Barrow also said that there is no need for President Jammeh to seek asylum, expressing optimism that sincere dialogue can end the crisis.
President Muhammadu Buhari on Friday flew to Banjul, capital of The Gambia, to join select leaders from the Economic Community of West African States, ECOWAS, in a mediation meeting with Jammeh.
And members of the House of Representatives voted on Thursday to grant the Gambian leader asylum in Nigeria should he decide to come to the country after handing over power.
President Jammeh’s term officially ends next Wednesday, but he has declared that he will not handover, citing irregularities in the election results.
He has filed a lawsuit at the country’s Supreme Court challenging the poll results but the suit could not be heard until May due to shortage of judges in the country, and Jammeh says he will not step down until then.
The Gambia, a tiny country of a little above two million people, rely heavily on the Nigerian Judiciary for its senior judges.
51-year-old Jammeh initially accepted defeat in the December poll, but later recanted.
Barrow had won 43.3% of the vote compared with Mr Jammeh’s 39.6%. A third candidate, Mama Kandeh, got 17.1%.

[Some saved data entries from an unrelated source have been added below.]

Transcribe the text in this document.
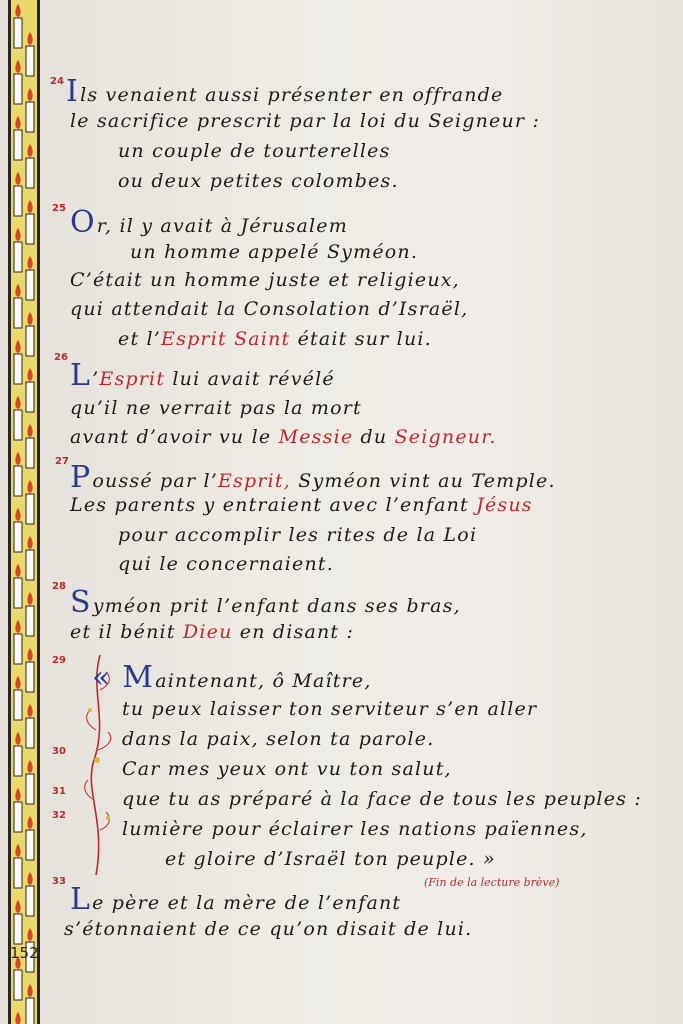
24 Ils venaient aussi présenter en offrande
le sacrifice prescrit par la loi du Seigneur :
un couple de tourterelles
ou deux petites colombes.
25 Or, il y avait à Jérusalem
un homme appelé Syméon.
C’était un homme juste et religieux,
qui attendait la Consolation d’Israël,
et l’Esprit Saint était sur lui.
26
L’Esprit lui avait révélé
qu’il ne verrait pas la mort
avant d’avoir vu le Messie du Seigneur.
27 Poussé par l’Esprit, Syméon vint au Temple.
Les parents y entraient avec l’enfant Jésus
pour accomplir les rites de la Loi
qui le concernaient.
28 Syméon prit l’enfant dans ses bras,
et il bénit Dieu en disant :
29 « Maintenant, ô Maître,
tu peux laisser ton serviteur s’en aller
dans la paix, selon ta parole.
30
Car mes yeux ont vu ton salut,
31	que tu as préparé à la face de tous les peuples :
32
lumière pour éclairer les nations païennes,
et gloire d’Israël ton peuple. »
33
Le père et la mère de l’enfant
s’étonnaient de ce qu’on disait de lui.
(Fin de la lecture brève)
152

Jammeh became president through a coup d’état in 1994 and has ruled The Gambia with an iron fist; having severally been accused of human rights abuses.
On whether he supports ECOWAS threat to use force to oust Jammeh, President-elect, Barrow, told the journalists on Friday that he would prefer a “peaceful transition”.
The former property developer said he welcomed the move by Nigeria lawmakers to offer Jammeh asylum, but said he did not feel the situation would “get to this level”.
He said: “We want to keep Jammeh in The Gambia, I don’t think there’s any need for him to go to another country.”
“We solve our problems within ourselves without the intervention of anybody. I think that’s what we’d prefer.”
Barrow called on Jammeh to “respect the constitution” and engage in direct talks.
President Jammeh’s lawyer had on Thursday filed an application at the Supreme Court asking for an injunction to block Barrow’s swearing-in.